B.   Pengertian keluarga serta perannya dalam pendidikan

Keluarga secara etimologi terdiri dari perkataan “kawula” dan warga”. Yang berarti kawula adalah adalah abadi dan warga adalah anggota. Artinya kumpulan individu yang memiliki rasa pengabdian tanpa pamrih demi kepentingan seluruh individu yang bernaung di dalamnya.
 Keluarga adalah suatu Klompok sosial yang di tandai dengan tempat tinggal bersama, kerjasama, ekonomi, dan reproduksi.[[7]] Keluarga adalah sekelompok orang yang dipersatukan oleh pertalian kekeluargaan, perkawinan, atau adopsi yang disetujui secara sosial, yang umumnya sesuai dengan peranan-peranan sosial yang telah dirumuskan dengan baik.[[8]]
 Dari definisi-definisi di atas dapa disimpulkan bahwa unsur-unsur pokok yang terkandung dalam pengertian keluarga adalah:
1.     Hubungan keluarga dimulai dengan perkawinan atau dengan penetapan pertalian kekeluargaan
2.    Hubungan keluarga berada pada batas-batas persetujuan masyarakat
3.  Anggota keluarga dipersatukan oleh pertalian perkawinan, darah, dan adopsi sesuai dengan adat istiadat yang berlaku
4.    Anggota keluarga secara bersama pada suatu tempat tinggal

Keluarga merupakan bagian dari sebuah masyarakat. Unsur-unsur yang ada dalam sebuah keluarga baik budaya, mazhab, ekonomi bahkan jumlah anggota keluarga sangat mempengaruhi perlakuan dan pemikiran anak khususnya ayah dan ibu. Pengaruh keluarga dalam pendidikan anak sangat besar dalam berbagai macam sisi.[[9]]
Keluargalah yang menyiapkan potensi pertumbuhan dan pembentukan kepribadian anak. Lebih jelasnya, kepribadian anak tergantung pada pemikiran dan tingkah laku kedua orang tua serta lingkungannya. Kedua orang tua memiliki peran yang sangat penting dalam mewujudkan kepribadian anak.
Fungsi dasar keluarga adalah memberikan rasa memiliki, rasa aman, kasih sayang, dan mengembangkan hubungan yang baik di antara anggota keluarga.Secara psikososiologis keluarga berfungsi sebagai :[[10]]
1.      Pemberi rasa aman bagi anak dan anggota keluarga lainnya,
2.      Sumber Pemenuhan Kebutuhan, Baik Fisik Maupun Psikis,
3.      Sumber Kasih Sayang Dan Penerimaan
4.     Model Pola Perilaku Yang Tepat Bagi Anak Untuk Belajar Menjadi Anggota Masyarakat Yang Bak
5.      Pemberi Bimbingan Bagi Pengembangan Perilaku Yang Secara Sosial Dianggap Tepat
6.  Pembentuk Anak Dalam Memecahkan Masalah Yang Dihadapinya Dalam Rangka Menyesuaikan Dirinya Terhadap Kehidupan
7.  Pemberi Bimbingan Dalam Belajar Keterampilan Motorik, Verbal Dan Sosial Yang Dibutuhkan Untuk Penyesuaian Diri
8.    Stimulator Bagi Pengembangan Kemampuan Anak Untuk Mencapai Prestasi, Baik Di Sekolah Maupun Di Masyarakat
9.      Pembimbing Dalam Mengembangkan Aspirasi
10.Sumber Persahabatan/Teman Bermain Bagi Anak Sampai Cukup Usia Untuk Mendapatkan Teman Di Luar Rumah.

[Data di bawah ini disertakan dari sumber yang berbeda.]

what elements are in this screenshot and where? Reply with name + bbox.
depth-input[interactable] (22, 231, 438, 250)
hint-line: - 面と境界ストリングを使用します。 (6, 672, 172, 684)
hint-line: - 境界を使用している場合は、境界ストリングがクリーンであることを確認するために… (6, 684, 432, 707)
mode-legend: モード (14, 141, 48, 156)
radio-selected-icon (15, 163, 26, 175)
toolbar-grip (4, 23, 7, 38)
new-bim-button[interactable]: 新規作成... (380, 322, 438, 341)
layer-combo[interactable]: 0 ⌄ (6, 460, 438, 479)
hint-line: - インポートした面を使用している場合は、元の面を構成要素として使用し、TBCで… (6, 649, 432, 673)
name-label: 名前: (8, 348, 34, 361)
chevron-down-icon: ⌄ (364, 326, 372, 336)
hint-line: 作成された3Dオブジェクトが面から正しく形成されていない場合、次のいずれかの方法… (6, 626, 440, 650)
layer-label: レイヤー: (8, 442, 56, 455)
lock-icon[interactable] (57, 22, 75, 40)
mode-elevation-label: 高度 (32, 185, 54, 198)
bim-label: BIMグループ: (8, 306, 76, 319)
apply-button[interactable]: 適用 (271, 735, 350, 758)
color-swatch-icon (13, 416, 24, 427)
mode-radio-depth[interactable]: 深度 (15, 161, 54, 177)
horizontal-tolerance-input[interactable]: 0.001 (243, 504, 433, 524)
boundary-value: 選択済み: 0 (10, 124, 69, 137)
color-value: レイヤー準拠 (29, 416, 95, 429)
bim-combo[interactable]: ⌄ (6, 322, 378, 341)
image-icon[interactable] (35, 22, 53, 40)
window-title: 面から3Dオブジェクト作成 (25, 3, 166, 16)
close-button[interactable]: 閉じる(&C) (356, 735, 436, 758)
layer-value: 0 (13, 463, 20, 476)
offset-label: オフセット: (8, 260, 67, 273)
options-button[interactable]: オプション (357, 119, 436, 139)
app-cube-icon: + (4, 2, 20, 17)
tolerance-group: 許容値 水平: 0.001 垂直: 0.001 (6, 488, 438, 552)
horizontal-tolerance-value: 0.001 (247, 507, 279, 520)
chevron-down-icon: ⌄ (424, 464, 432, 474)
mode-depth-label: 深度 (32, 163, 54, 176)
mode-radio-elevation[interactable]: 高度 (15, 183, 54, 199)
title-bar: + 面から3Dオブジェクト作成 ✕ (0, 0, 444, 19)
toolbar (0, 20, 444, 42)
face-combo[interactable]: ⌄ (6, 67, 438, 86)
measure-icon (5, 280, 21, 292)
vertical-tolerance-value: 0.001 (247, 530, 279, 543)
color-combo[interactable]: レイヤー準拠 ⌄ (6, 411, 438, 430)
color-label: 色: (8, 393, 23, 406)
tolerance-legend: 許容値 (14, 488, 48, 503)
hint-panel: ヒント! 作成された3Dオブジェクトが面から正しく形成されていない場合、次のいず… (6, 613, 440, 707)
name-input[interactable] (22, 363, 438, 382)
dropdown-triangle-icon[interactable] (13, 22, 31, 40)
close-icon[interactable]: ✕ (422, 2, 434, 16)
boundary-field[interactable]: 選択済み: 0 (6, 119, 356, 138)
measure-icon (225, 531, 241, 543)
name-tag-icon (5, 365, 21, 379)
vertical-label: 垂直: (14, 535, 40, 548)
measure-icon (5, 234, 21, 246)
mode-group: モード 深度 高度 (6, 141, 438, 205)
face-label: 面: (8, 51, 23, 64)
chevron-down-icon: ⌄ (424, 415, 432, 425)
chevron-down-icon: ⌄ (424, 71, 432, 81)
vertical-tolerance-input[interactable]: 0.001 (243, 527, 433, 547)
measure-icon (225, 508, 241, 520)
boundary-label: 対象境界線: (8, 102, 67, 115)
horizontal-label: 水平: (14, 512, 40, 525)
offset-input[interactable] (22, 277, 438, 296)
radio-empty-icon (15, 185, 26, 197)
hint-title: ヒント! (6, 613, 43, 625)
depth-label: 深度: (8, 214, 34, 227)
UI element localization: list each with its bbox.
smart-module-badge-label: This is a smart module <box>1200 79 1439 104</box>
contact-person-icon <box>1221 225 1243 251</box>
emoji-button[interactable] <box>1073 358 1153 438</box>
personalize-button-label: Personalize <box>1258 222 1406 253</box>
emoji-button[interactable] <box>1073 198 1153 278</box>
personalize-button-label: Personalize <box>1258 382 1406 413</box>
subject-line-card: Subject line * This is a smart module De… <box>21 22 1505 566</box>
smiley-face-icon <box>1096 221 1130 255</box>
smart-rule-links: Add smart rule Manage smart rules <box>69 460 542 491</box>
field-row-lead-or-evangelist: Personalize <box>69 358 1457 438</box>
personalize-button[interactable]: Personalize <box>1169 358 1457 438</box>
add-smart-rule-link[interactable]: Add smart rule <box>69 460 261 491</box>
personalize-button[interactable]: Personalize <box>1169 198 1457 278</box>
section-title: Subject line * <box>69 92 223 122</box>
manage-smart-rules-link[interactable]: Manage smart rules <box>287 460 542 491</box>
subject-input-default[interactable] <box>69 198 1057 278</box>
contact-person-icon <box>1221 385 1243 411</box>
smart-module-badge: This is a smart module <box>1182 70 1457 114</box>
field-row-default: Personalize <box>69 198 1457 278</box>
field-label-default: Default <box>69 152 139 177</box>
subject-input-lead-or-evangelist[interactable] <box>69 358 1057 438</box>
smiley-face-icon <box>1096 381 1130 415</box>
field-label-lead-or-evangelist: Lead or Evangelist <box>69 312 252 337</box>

Peran kedua orang tua dalam mewujudkan kepribadian anak antara lain:
Kedua orang tua harus mencintai dan menyayangi anak-anaknya. Ketika anak-anak mendapatkan cinta dan kasih sayang cukup dari kedua orang tuanya, maka pada saat mereka berada di luar rumah dan menghadapi masalah-masalah baru mereka akan bisa menghadapi dan menyelesaikannya dengan baik
[[11]].
1.   Kedua orang tua harus menjaga ketenangan lingkungan rumah dan menyiapkan ketenangan jiwa anak-anak. Karena hal ini akan menyebabkan pertumbuhan potensi dan kreativitas akal anak-anak yang pada akhirnya keinginan dan Kemauan mereka menjadi kuat dan hendaknya mereka diberi hak pilih
2.      Saling menghormati antara kedua orang tua dan anak-anak. Hormat di sini bukan berarti bersikap sopan secara lahir akan tetapi selain ketegasan kedua orang tua, mereka harus memperhatikan keinginan dan permintaan alami dan fitri anak-anak.
3.      Mewujudkan kepercayaan. Menghargai dan memberikan kepercayaan terhadap anak-anak berarti memberikan penghargaan dan kelayakan terhadap mereka, karena hal ini akan menjadikan mereka maju dan berusaha serta berani dalam bersikap.
4.      Mengadakan perkumpulan dan rapat keluarga (kedua orang tua dan anak). Dengan melihat keingintahuan fitrah dan kebutuhan jiwa anak, mereka selalu ingin tahu tentang dirinya sendiri dan lain sebagainya.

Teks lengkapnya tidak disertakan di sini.